There are four main types of FGM:
Type 1 – Removing part or all of the clitoris.
Type 2 – Removing part or all of the clitoris and the inner labia (lips that surround the vagina), with or without removal of the labia majora (larger outer lips).
Type 3 – Removal of part of or all of the external genitals. Afterwards the remaining parts of the outer lips are sewn together leaving a small hole for urine and menstrual flow.
Type 4 - Other harmful procedures - these include pricking, piercing, cutting, scraping and burning the female genitals.
What happens to women who have FGM?
After the procedure women can suffer severe pain, shock, heavy bleeding and infections which can lead to death. Lifelong problems include repeated infections, infertility, complications giving birth and pain during sex. One of the major lasting problems is psychological damage and trauma from the experience.
Why is FGM carried out?
It is a deeply rooted cultural practice that has been carried out over generations primarily in parts of Africa but also in parts of the Middle East and South-East Asia. It is very much part of some communities cultural and social beliefs. Some believe it will reduce a woman's sexual desire and keep her "clean" for when she marries. Others believe it's part of their religion but no religious scripts prescribe the practice.

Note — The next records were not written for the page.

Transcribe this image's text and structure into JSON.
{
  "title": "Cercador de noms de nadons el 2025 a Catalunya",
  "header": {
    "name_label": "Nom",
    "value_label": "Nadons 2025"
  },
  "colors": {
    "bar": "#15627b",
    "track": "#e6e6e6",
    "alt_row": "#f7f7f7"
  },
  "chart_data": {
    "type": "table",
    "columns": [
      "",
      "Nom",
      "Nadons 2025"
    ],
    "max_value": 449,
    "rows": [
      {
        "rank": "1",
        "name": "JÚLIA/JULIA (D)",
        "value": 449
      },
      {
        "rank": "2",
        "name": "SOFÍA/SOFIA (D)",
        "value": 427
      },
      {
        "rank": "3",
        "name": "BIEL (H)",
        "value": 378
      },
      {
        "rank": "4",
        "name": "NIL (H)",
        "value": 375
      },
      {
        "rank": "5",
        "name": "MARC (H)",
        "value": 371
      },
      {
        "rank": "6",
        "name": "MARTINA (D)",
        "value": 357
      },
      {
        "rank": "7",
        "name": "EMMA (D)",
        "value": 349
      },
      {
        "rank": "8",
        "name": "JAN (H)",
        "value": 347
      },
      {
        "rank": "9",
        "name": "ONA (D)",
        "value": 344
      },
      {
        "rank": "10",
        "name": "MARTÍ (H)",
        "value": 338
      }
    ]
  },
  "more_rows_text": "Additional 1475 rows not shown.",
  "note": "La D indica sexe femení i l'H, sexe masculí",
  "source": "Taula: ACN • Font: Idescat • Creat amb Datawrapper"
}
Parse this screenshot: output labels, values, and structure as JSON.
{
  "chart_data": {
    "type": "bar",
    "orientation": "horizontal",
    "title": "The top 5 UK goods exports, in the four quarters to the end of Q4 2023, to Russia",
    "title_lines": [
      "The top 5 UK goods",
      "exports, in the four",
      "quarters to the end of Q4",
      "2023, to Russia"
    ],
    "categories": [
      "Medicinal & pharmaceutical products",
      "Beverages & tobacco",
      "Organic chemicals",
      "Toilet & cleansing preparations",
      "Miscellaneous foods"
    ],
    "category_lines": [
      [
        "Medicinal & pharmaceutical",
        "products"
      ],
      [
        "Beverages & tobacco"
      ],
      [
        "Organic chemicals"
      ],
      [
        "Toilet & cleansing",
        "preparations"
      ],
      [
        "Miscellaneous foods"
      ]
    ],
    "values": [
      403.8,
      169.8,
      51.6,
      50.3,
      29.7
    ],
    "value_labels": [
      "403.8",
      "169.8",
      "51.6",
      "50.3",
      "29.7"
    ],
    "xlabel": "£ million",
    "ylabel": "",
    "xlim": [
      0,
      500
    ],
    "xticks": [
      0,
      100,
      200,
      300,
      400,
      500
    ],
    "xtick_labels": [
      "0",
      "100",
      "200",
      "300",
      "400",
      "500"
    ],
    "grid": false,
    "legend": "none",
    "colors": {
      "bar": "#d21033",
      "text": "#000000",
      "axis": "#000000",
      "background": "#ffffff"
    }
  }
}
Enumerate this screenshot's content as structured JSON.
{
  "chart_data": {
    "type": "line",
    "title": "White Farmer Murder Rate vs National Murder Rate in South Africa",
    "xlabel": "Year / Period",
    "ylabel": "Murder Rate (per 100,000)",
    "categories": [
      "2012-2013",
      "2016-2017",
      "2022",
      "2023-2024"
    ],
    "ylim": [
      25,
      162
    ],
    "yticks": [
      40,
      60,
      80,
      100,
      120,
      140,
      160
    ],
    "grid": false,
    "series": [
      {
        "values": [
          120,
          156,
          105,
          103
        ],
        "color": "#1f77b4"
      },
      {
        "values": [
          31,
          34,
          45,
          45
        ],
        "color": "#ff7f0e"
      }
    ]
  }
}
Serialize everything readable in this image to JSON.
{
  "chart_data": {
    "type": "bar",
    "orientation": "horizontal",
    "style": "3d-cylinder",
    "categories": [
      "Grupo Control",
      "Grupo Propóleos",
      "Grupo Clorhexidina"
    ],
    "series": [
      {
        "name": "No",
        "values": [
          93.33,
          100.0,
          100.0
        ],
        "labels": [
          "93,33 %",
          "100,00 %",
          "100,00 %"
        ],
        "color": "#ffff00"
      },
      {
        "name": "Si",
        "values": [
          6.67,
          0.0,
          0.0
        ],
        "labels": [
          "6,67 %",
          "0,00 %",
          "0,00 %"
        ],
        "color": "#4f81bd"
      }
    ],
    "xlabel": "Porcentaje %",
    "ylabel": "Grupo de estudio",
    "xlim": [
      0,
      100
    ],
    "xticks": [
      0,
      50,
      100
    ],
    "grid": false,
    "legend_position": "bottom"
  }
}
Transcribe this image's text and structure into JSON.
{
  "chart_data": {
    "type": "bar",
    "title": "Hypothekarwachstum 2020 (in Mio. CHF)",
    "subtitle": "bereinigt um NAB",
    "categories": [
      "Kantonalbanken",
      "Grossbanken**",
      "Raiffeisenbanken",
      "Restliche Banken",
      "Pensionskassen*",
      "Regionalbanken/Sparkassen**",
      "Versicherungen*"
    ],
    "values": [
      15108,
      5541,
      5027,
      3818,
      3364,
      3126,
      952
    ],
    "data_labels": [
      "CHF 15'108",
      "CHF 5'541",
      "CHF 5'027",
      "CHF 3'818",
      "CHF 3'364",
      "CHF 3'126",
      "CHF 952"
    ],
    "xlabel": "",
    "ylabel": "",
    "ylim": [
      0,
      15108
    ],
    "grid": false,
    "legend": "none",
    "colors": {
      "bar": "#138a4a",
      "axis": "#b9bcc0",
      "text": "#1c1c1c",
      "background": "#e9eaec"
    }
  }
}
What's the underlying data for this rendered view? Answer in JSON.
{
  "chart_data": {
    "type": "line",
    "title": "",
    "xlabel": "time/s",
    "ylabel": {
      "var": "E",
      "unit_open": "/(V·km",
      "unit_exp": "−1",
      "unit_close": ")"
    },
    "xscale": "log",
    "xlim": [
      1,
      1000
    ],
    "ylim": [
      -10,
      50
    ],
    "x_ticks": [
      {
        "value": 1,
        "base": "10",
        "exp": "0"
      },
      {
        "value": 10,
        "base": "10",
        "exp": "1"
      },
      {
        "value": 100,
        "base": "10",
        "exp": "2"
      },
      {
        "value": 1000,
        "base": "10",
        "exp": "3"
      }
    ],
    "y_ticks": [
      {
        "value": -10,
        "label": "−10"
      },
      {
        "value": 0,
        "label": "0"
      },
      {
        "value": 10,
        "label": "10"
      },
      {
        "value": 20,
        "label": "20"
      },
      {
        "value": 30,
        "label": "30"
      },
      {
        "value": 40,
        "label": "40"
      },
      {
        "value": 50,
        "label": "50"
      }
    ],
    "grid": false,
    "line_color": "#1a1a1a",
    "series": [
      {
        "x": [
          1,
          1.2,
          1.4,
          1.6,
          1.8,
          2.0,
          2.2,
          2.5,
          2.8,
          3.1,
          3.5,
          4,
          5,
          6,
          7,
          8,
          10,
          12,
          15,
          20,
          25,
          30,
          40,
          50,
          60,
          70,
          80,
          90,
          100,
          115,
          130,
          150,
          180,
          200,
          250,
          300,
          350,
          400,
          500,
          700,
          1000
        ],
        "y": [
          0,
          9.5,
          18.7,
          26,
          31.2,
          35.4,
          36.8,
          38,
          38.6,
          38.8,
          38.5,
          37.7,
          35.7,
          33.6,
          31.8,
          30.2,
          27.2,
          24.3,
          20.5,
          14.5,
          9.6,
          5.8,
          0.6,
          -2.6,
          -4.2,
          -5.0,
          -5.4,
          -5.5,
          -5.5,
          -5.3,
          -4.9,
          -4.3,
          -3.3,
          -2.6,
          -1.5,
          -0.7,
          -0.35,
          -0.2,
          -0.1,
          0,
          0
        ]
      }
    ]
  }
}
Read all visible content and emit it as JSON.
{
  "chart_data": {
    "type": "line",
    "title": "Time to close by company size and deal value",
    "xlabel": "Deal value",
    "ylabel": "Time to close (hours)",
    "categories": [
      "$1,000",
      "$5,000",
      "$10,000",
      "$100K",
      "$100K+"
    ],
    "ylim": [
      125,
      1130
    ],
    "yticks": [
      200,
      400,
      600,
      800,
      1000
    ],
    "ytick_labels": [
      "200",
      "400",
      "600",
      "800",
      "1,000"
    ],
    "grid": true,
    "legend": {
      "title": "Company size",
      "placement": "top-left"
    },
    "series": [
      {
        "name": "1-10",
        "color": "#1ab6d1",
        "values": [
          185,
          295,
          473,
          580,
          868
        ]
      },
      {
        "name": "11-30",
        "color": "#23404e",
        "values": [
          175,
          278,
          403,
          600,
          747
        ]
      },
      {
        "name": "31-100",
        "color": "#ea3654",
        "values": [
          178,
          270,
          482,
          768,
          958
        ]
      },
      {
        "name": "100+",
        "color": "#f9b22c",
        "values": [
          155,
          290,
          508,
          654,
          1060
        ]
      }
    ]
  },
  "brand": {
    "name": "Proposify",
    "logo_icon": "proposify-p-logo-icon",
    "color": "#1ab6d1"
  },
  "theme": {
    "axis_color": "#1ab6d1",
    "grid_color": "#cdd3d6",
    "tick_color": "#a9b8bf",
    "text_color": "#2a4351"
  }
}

Does FGM happen in the UK?
It's estimated more than 60,000 girls are at risk in the UK every year from FGM but the real figures are unknown. Police and health workers believe it is being performed in this country, while other families are known to take their daughter's abroad to be "cut."
What can be done to stop it?
FGM has been illegal in the UK since 1985. Anyone assisting, organising or carrying out FGM faces 14 years in prison. This includes anyone taking a British girl abroad for the procedure. Despite this there have been no prosecutions. The Government says it's committed to ending FGM in a generation and is now asking all hospitals to record every case of FGM, to get an idea of how prevalent it is. Police and other agencies are working to raise awareness and educate communities but many FGM survivors believe more needs to be done.